NRP Group’s city-approved plan for The Peninsula in 2019 featured 330 apartments and 15 townhomes, with most of the townhouses used to screen a two-level parking garage. This aerial graphic looks east at Scranton Peninsula with Carter Road and the Cuyahoga River at the bottom and the curving Flats Industrial Railroad across the top (BKV). CLICK IMAGES TO ENLARGE THEM
NRP enticed by riverside brewpubs, trails, other projects
When NRP Group abandoned its plans in September 2020 to develop several hundred residences on Scranton Peninsula, the pandemic had just started and so had the economic uncertainty. Since there wasn’t much happening in this part of the Flats, it apparently wasn’t a good time for the Cleveland-based apartment developer to set out as a pioneer in a nearly empty landscape.
But things have changed. If someone would have suggested 16 months ago that evening traffic jams would be occurring on this isolated spit of land across the Cuyahoga River from Tower City Center, few would have believed it. With the early popularity of the Towpath Trail extension to Canal Basin Park and BrewDog Cleveland’s aptly named “Outpost,” things started looking up for Scranton Peninsula at the end of 2021.
The coming year is looking even better, with construction likely for a Great Lakes Brewing Co. production facility and riverfront brewpub. Add to that the planned development of Silverhills at Thunderbird, a 300-unit apartment complex between the river and Carter Road, and the long-dormant Scranton Peninsula may soon be buzzing with activity.
It appears that all properties in the Thunderbird portfolio may soon be acquired and developed, possibly at the same time. If so, then Scranton Peninsula is going to be a busy place and could become a vibrant urban neighborhood in a few years (MyPlaceCuyahoga.com/KJP).
That has reportedly caused NRP Group to have a change of heart about its decision to walk away from developing on the peninsula, according to two sources with direct knowledge of the company’s plans. Neither was authorized to speak publicly about the project. Taylor Brown, NRP Group principal and president of construction and Aaron Pechota, NRP Group’s executive vice president of development, didn’t respond to e-mails seeking more information about the company’s plans.
However, the sources said the same development plans for which NRP Group won city approvals in fall 2019, featuring 330 apartments, 15 townhomes and no commercial uses, are unlikely to be different this time.
That project, called The Peninsula, featured two multi-family buildings four and five stories tall along the east side of Carter with a mix of surface parking and a two-level parking deck partially screened with rental townhomes. Additional townhomes were planned in a narrowed portion of the 7.44-acre property, near to where Carter and the Flats Industrial Railroad intersect.
Both sources acknowledged that NRP Group is again pursuing a multi-family development plan on Scranton Peninsula.
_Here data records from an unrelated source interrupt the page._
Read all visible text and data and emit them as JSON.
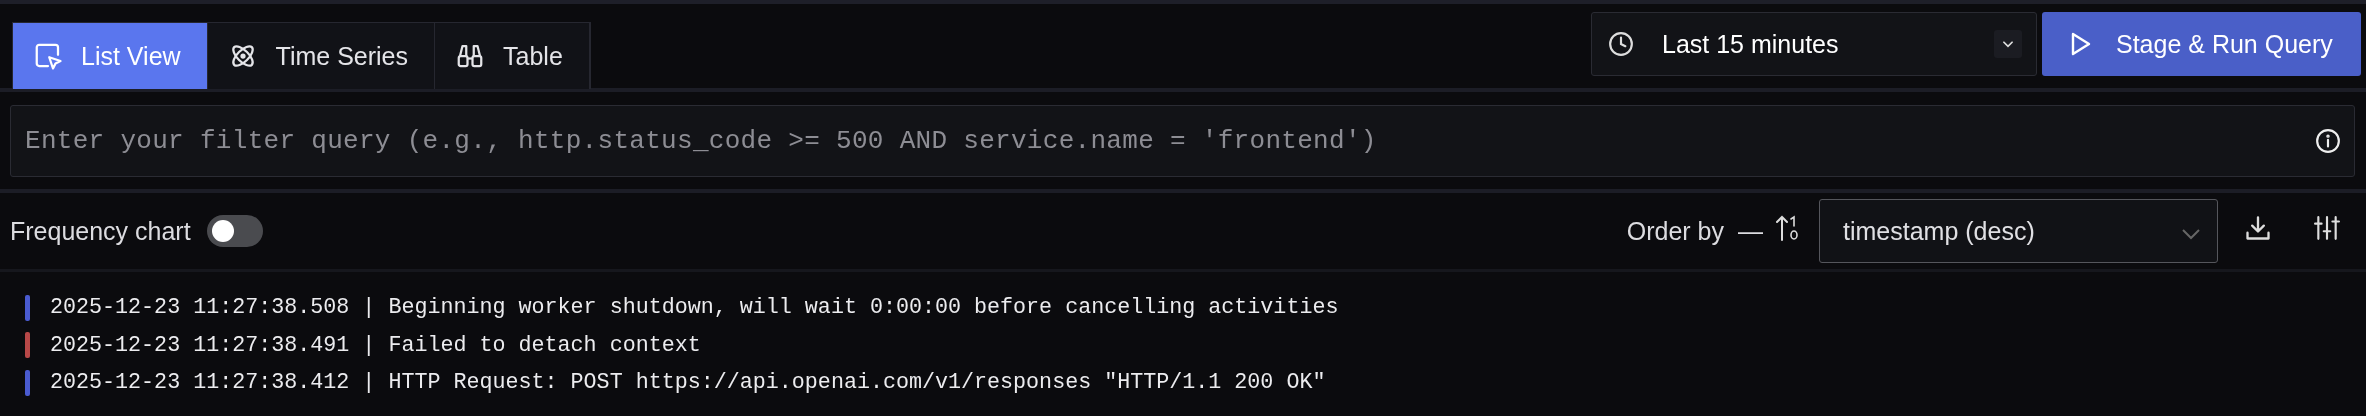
{
  "tabs": [
    {
      "label": "List View",
      "selected": true
    },
    {
      "label": "Time Series",
      "selected": false
    },
    {
      "label": "Table",
      "selected": false
    }
  ],
  "time_range": {
    "value": "Last 15 minutes"
  },
  "run_button": {
    "label": "Stage & Run Query"
  },
  "filter": {
    "placeholder": "Enter your filter query (e.g., http.status_code >= 500 AND service.name = 'frontend')"
  },
  "frequency_chart": {
    "label": "Frequency chart",
    "on": false
  },
  "order_by": {
    "label": "Order by",
    "separator": "—",
    "value": "timestamp (desc)"
  },
  "logs": [
    {
      "text": "2025-12-23 11:27:38.508 | Beginning worker shutdown, will wait 0:00:00 before cancelling activities",
      "color": "#4a5bd0"
    },
    {
      "text": "2025-12-23 11:27:38.491 | Failed to detach context",
      "color": "#b84848"
    },
    {
      "text": "2025-12-23 11:27:38.412 | HTTP Request: POST https://api.openai.com/v1/responses \"HTTP/1.1 200 OK\"",
      "color": "#4a5bd0"
    }
  ]
}
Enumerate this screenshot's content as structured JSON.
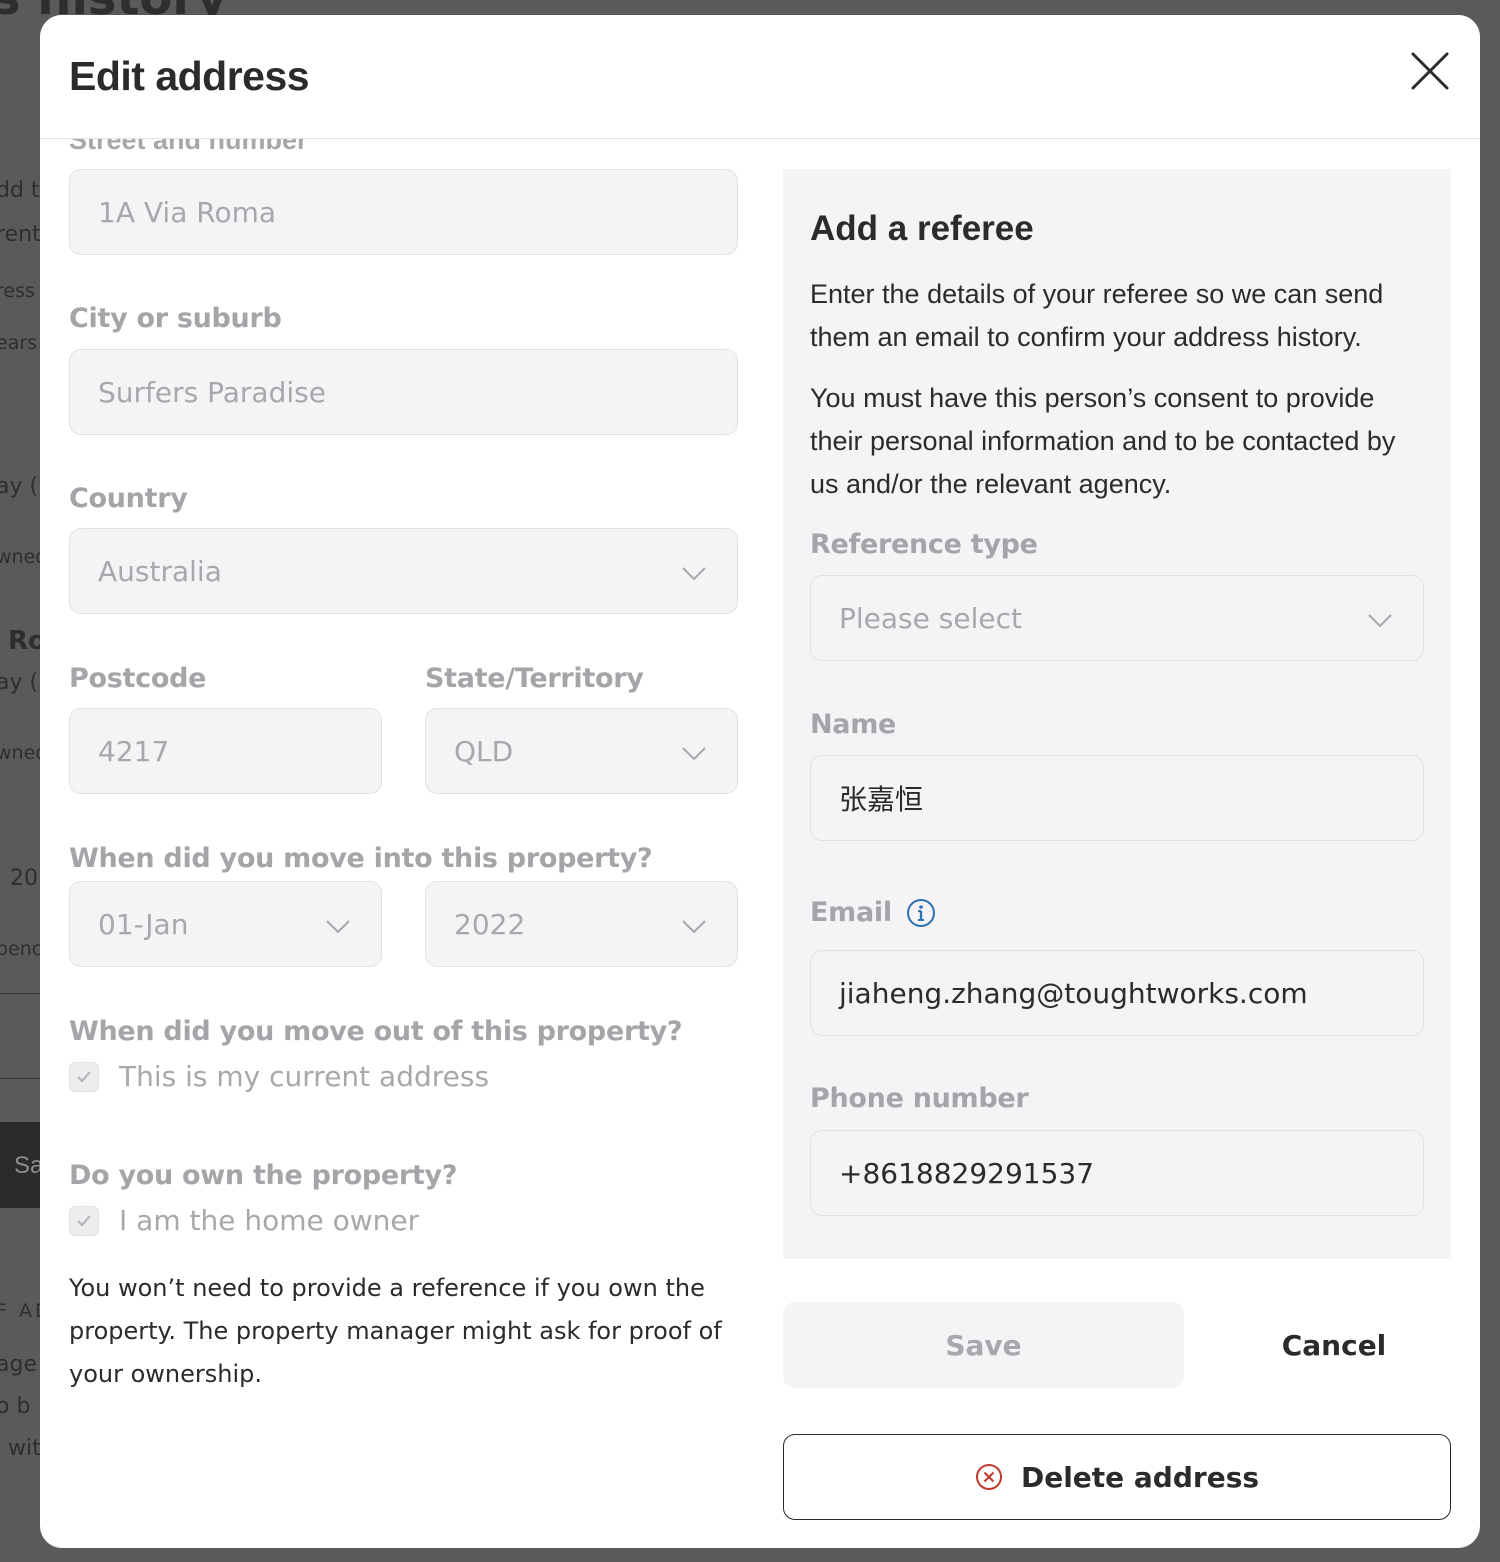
{
  "background": {
    "title_fragment": "s history",
    "fragments": [
      "dd t",
      "rent",
      "ress",
      "ears",
      "ay (",
      "wned",
      "Ro",
      "ay (",
      "wned",
      "20",
      "penc",
      "Sa",
      "F AD",
      "age",
      "o b",
      "wit"
    ]
  },
  "modal": {
    "title": "Edit address",
    "close_icon": "close-icon"
  },
  "address": {
    "street_label": "Street and number",
    "street_value": "1A Via Roma",
    "city_label": "City or suburb",
    "city_value": "Surfers Paradise",
    "country_label": "Country",
    "country_value": "Australia",
    "postcode_label": "Postcode",
    "postcode_value": "4217",
    "state_label": "State/Territory",
    "state_value": "QLD",
    "move_in_label": "When did you move into this property?",
    "move_in_day": "01-Jan",
    "move_in_year": "2022",
    "move_out_label": "When did you move out of this property?",
    "current_address_label": "This is my current address",
    "current_address_checked": true,
    "own_label": "Do you own the property?",
    "home_owner_label": "I am the home owner",
    "home_owner_checked": true,
    "note": "You won’t need to provide a reference if you own the property. The property manager might ask for proof of your ownership."
  },
  "referee": {
    "title": "Add a referee",
    "para1": "Enter the details of your referee so we can send them an email to confirm your address history.",
    "para2": "You must have this person’s consent to provide their personal information and to be contacted by us and/or the relevant agency.",
    "type_label": "Reference type",
    "type_placeholder": "Please select",
    "name_label": "Name",
    "name_value": "张嘉恒",
    "email_label": "Email",
    "email_value": "jiaheng.zhang@toughtworks.com",
    "phone_label": "Phone number",
    "phone_value": "+8618829291537"
  },
  "actions": {
    "save_label": "Save",
    "cancel_label": "Cancel",
    "delete_label": "Delete address"
  },
  "colors": {
    "delete_icon": "#c0392b",
    "info_icon": "#2f6fb3",
    "disabled_text": "#a8a8ac"
  }
}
But they said its scale and scope has yet to be fleshed out.
“NRP has renewed interest in this site,” said one of the two sources. “I have ben unable to confirm to what extent it will be redesigned. It definitely will be redesigned in some fashion though.”
“I would doubt they would do commercial spaces here unless forced to by the city,” said the other source. “Any townhomes it builds would be for rent similar to The Edison. That component might still stand in some way.”
Plans for The Peninsula that NRP Group abandoned were the second variation it submitted to the city. Previously, the Cleveland firm proposed two multi-family buildings with only 181 apartments in them, plus another 18 townhouse units. But City Planning Commission pushed back, saying there was too much surface parking and a lack of density. NRP Group returned with a plan offering more apartments, fewer townhomes and a parking garage.
View from Carter Road at NRP Group’s proposed The Peninsula, looking toward the courtyard between the two apartments buildings (BKV).
To develop on Scranton Peninsula may require even more density and possibly some mixed use after Planning Commission voted in December to rezone the Columbus and Scranton peninsulas in the Flats with an Urban Form Overlay. City Council has yet to take up the rezoning. If approved, a ground-floor commercial use may have to be included in NRP Group’s new development here but could be done without the need of securing zoning variances or other complications.
NRP Group LLC is one of the nation’s largest vertically integrated developers, owners, builders and managers of multi-family properties. Its offices relocated a few years ago from suburban Garfield Heights to the Halle Building in downtown Cleveland as part of its commitment to invest in more urban and fewer suburban properties.
If all parties interested in Scranton Peninsula follow through with their plans, it would mean that all 27 acres in the original, 2017-announced Thunderbird development vision have be utilized. Considering only 2 acres have been developed so far — that of the BrewDog Cleveland site — a lot of construction activity could be occurring simultaneously and soon turn Scranton Peninsula from a desolate place into an urban neighborhood in a matter of a few years.